Texto em que o autor apresenta e defende suas ideias e opiniões, a partir da interpretação de fatos e dados.
"Todos são iguais perante a lei -- dependendo da sua cor de pele".
"Estão vendo? Devia ter matado", disse o tenente do batalhão de elite da polícia militar. "É como eu digo: os bandidos vão a júri e saem livres". E completou alisando o bigode: farto "Com bandidos a gente tem é que surrar."
Antes de revelar o autor da frase acima, preciso dizer que sou um jornalista que há tempos procura entender a violência que reina em nosso país. Para isso venho analisando dados, lendo pesquisas, conversando com especialistas e pessoas que estão no "campo de batalha". Acredito que a violência - ao lado da brutal desigualdade social - seja o principal problema do Brasil. Escrevo isso, mas não fecho os olhos para a raiva que todos amigos que são moradores de periferia, trabalhadores, que se apertam em ônibus lotados, sentem ao terem um celular, cuja prestação ainda está sendo paga, furtado no ponto de ônibus. A raiva que sentem quando um "nóia" pula seu muro, rouba as roupas do seu varal - e o que mais pode carregar - para trocar por uma pedra. Acho que a esquerda, nos seus últimos anos de poder federal, perdeu o contato com as ruas e não deu real atenção para os índices brutais de violência que explodiam no Brasil.
No entanto, voltemos às mal traçadas linhas iniciais deste texto. Das coisas que mais me chamam atenção sempre que escrevo sobre nosso país onde cerca de 60 mil pessoas são assassinadas todos os anos, segundo o Atlas da Violência 2020 do Ipea*, é o fato dessa violência brutal ser praticada em grande parte por agentes do Estado, especialmente contra as pessoas negras.
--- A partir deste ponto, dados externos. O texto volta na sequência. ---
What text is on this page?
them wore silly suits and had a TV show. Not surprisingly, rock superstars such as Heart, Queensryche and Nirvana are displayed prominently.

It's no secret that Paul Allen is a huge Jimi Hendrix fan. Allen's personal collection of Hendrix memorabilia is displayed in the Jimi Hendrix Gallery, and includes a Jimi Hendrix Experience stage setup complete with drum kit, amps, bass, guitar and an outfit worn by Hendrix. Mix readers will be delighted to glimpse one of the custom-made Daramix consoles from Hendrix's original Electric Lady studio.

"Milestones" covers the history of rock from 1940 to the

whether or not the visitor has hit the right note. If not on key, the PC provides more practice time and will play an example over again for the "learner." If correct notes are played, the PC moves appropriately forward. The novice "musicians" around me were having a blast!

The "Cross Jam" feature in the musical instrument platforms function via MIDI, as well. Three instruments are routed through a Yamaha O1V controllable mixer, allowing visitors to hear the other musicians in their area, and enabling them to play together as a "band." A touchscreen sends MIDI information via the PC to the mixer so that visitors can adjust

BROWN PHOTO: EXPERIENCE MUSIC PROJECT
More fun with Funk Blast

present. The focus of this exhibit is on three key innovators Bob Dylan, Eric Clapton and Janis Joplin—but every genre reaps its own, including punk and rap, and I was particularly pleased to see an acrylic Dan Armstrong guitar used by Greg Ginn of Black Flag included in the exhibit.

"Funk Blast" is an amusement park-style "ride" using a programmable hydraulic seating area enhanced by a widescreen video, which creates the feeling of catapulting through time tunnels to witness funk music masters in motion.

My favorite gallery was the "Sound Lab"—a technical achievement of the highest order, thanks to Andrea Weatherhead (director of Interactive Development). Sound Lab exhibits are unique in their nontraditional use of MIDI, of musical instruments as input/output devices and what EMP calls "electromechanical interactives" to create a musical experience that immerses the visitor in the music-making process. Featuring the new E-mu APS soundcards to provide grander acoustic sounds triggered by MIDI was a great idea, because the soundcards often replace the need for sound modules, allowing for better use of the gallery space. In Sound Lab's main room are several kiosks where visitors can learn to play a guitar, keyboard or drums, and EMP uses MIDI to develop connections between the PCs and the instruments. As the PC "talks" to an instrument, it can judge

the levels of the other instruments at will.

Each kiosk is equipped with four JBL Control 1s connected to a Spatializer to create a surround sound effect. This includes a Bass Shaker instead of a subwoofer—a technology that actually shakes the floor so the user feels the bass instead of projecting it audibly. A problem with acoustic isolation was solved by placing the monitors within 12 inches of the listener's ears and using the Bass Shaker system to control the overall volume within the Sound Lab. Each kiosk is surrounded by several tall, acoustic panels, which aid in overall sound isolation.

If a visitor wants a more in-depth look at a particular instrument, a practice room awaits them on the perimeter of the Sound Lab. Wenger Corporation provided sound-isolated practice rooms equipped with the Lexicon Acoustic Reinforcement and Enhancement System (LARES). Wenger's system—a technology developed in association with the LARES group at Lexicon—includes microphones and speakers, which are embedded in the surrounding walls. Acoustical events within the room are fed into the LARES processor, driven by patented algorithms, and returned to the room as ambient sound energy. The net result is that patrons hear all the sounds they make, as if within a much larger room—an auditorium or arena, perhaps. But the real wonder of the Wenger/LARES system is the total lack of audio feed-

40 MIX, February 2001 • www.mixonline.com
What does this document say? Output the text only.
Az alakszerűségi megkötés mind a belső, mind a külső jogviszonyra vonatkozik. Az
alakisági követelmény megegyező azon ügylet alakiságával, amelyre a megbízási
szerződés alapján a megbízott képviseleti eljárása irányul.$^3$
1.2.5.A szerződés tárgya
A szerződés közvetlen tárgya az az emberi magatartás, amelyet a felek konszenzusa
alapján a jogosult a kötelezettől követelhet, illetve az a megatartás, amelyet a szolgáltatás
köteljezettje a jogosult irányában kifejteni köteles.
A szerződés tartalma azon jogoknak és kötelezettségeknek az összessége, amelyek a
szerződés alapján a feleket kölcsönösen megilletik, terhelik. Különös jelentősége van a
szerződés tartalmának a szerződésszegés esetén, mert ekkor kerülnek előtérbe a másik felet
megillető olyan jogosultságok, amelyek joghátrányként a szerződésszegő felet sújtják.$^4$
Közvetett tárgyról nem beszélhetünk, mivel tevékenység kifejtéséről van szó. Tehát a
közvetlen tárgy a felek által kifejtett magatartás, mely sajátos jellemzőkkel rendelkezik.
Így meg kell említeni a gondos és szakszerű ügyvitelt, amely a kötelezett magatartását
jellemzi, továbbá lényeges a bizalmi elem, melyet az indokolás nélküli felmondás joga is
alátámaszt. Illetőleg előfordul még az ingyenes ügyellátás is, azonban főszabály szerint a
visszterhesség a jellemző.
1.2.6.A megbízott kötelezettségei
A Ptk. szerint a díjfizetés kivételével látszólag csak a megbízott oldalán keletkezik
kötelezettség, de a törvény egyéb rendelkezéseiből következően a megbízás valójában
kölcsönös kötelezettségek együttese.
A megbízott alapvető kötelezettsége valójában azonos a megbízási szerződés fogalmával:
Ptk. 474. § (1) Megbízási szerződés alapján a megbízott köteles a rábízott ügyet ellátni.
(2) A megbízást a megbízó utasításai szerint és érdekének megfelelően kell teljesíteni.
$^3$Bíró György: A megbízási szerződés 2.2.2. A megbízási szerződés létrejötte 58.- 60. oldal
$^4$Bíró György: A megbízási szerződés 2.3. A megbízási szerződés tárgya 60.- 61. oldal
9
Pessoas como Kathlen Romeu, jovem modelo grávida, assassinada em uma ação da PM do Rio de Janeiro semana passada.
Muitas vezes o uso extremo da violência em comunidades começa por agentes policiais que criam ciclos de vingança intermináveis. É o que o Capitão Pimentel, do BOPE (o Capitão Nascimento da vida real), chama de "uma guerra particular". Só que, inicialmente, eu achava que isso era um fenômeno iniciado com os Esquadrões da Morte dos anos 60/70, com a ditadura militar; uma coisa dos "nossos tempos".
Ao ler o excelente livro reportagem "Tenente Galinha - Caçador de Homens: Eu sou a lei!", para a pesquisa de "Desamparo" (Editora Reformatório, 2018), meu primeiro romance, descobri a história da "Captura policial" que rodava o interior do estado de São Paulo atrás de ladrões de gado e outros bandidos, geralmente ligados a crimes de patrimônio.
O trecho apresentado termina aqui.